Explosão no Jaguaré: análise preliminar aponta possíveis responsabilidades penais de envolvidos na obra
Explosão no Jaguaré que deixou uma morte
TV Globo/Reprodução
A Companhia de Gás de São Paulo (Comgás) e a Sabesp confirmaram que a explosão na Rua Floresto Bandecchi, próximo à Rua Dr. Benedito de Moraes, ocorreu durante uma obra de remanejamento de tubulação de água, quando uma rede de gás foi atingida, provocando o vazamento que culminou no acidente.

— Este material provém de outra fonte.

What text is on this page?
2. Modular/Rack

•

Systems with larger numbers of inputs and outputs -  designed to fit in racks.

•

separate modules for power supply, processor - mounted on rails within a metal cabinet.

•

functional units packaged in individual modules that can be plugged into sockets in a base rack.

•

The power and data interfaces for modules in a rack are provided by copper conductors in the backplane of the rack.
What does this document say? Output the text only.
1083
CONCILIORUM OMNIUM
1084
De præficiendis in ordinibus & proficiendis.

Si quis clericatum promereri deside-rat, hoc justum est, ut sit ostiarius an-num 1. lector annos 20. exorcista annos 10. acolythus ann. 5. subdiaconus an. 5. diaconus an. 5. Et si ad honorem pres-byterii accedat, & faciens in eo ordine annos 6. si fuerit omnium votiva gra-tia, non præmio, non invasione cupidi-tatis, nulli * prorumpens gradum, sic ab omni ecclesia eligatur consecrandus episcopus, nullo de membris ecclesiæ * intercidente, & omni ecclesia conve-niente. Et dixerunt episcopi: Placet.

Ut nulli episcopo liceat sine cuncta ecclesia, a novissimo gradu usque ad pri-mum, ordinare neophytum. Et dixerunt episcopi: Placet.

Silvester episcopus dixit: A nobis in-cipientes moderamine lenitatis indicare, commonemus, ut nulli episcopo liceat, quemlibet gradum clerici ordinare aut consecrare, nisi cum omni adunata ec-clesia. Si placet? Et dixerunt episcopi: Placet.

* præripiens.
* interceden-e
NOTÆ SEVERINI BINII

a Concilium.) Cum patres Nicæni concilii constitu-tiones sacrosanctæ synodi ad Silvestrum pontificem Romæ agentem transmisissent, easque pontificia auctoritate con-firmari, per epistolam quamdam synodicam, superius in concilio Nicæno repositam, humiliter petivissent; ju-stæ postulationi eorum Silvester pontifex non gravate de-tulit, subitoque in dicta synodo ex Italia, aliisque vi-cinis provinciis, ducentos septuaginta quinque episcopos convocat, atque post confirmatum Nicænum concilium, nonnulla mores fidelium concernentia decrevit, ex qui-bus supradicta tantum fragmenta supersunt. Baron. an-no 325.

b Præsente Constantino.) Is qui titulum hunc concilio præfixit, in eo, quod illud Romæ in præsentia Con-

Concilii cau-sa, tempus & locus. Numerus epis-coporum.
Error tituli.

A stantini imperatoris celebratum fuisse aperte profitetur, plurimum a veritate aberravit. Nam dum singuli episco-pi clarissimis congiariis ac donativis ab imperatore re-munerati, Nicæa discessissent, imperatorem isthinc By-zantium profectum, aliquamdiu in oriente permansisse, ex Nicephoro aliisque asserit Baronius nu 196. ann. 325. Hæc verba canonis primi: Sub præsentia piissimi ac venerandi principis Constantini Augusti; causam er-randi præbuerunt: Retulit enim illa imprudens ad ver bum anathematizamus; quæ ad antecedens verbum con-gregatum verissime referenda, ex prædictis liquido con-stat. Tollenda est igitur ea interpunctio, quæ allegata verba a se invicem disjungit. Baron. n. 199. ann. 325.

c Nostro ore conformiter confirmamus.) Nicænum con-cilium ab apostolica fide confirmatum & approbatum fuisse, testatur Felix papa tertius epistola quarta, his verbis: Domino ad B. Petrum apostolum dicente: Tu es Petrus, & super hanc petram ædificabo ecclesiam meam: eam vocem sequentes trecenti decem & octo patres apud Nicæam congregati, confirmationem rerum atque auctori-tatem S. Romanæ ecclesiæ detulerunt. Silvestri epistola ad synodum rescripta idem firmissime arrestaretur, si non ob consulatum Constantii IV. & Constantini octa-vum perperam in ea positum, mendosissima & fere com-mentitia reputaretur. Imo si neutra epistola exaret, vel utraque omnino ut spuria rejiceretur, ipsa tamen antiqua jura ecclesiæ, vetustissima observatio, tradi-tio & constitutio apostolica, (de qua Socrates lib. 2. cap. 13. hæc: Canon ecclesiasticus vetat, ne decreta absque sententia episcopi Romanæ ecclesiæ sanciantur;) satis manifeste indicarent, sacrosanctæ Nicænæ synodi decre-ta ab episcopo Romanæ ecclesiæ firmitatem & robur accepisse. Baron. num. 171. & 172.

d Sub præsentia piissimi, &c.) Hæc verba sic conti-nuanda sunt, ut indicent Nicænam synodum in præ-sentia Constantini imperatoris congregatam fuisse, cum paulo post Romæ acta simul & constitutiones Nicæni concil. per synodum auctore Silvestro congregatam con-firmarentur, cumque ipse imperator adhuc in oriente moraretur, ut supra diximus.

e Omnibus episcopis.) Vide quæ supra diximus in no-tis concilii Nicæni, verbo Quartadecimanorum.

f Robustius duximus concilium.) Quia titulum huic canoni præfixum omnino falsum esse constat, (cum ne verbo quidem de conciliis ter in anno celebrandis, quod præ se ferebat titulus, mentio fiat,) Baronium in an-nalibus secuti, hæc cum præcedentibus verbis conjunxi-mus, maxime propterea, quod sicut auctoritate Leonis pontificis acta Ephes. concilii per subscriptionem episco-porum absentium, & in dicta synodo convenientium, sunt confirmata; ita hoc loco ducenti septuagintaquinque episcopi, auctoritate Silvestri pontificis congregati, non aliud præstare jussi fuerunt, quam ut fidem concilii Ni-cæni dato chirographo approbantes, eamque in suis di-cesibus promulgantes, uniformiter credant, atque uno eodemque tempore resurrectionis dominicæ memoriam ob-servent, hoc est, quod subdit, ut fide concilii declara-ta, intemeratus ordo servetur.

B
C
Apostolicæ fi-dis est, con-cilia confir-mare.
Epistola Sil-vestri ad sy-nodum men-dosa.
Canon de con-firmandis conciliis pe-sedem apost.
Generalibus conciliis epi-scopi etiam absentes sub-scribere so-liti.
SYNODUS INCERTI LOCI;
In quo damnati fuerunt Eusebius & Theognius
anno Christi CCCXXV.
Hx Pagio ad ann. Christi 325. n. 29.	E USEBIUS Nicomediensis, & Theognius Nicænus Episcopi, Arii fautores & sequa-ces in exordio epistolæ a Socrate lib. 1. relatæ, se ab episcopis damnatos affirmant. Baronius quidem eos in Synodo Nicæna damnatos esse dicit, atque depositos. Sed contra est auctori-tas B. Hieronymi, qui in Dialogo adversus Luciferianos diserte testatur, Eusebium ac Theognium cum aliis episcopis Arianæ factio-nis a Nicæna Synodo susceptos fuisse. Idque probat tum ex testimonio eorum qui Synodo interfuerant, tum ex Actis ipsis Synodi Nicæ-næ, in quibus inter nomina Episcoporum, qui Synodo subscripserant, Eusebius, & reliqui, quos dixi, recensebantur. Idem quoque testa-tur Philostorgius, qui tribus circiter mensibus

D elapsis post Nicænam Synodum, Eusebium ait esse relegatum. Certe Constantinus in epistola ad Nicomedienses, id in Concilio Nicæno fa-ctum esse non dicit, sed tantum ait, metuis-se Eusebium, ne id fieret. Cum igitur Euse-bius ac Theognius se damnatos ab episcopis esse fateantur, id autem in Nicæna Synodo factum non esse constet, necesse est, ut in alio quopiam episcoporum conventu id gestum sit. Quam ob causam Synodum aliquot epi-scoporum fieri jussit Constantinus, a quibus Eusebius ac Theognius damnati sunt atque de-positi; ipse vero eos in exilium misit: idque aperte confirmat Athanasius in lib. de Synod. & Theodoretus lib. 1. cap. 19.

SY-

Do ponto de vista jurídico‑penal, o caso pode configurar o crime de desabamento ou desmoronamento previsto no artigo 256 do Código Penal, que pune quem causa desabamento ou desmoronamento expondo a perigo a vida, a integridade física ou o patrimônio, com pena de reclusão de um a quatro anos e multa. Se ficar demonstrado que o episódio decorreu de negligência, a pena é de detenção de seis meses a um ano.
Para a advogada criminal Maria Tereza Novaes, “o artigo 256 é especialmente relevante em situações como esta, porque responsabiliza quem, por ação ou omissão, contribui para o colapso estrutural que coloca vidas em risco”.
As mortes e lesões decorrentes da explosão também podem configurar os crimes de homicídio e lesão corporal, dependendo da comprovação sobre o grau de conhecimento do risco por parte dos responsáveis pela obra. Caso as investigações indiquem que havia ciência concreta do perigo e, ainda assim, optou‑se por prosseguir sem a adoção de medidas preventivas adequadas, pode haver imputação por dolo eventual, hipótese em que o agente assume o risco de produzir o resultado. “Se ficar comprovado que havia ciência do risco e, mesmo assim, não foram adotadas medidas para evitá‑lo, a responsabilização pode avançar para o dolo eventual, especialmente nos casos de morte”, afirma Maria Tereza Novaes.
Maria Tereza Novaes, advogada criminalista
foto/Divulgação
Se, por outro lado, o resultado decorrer de falhas técnicas, omissões ou condutas inadequadas, sem intenção ou assunção de risco, a responsabilização poderá ocorrer na modalidade culposa, tanto para homicídio quanto para lesão corporal. A advogada acrescenta: “A modalidade culposa será analisada quando houver negligência, imprudência ou imperícia. Em obras de grande porte, a falta de protocolos de segurança é suficiente para caracterizar culpa penal”.
As investigações periciais deverão esclarecer se havia risco previamente identificado, se os responsáveis foram alertados, quais medidas de segurança foram adotadas, se houve falhas técnicas ou operacionais e se a obra seguia normas e autorizações vigentes. “A investigação precisa ser técnica, rigorosa e transparente. Só assim será possível individualizar responsabilidades e garantir que as vítimas tenham justiça”, conclui Maria Tereza Novaes.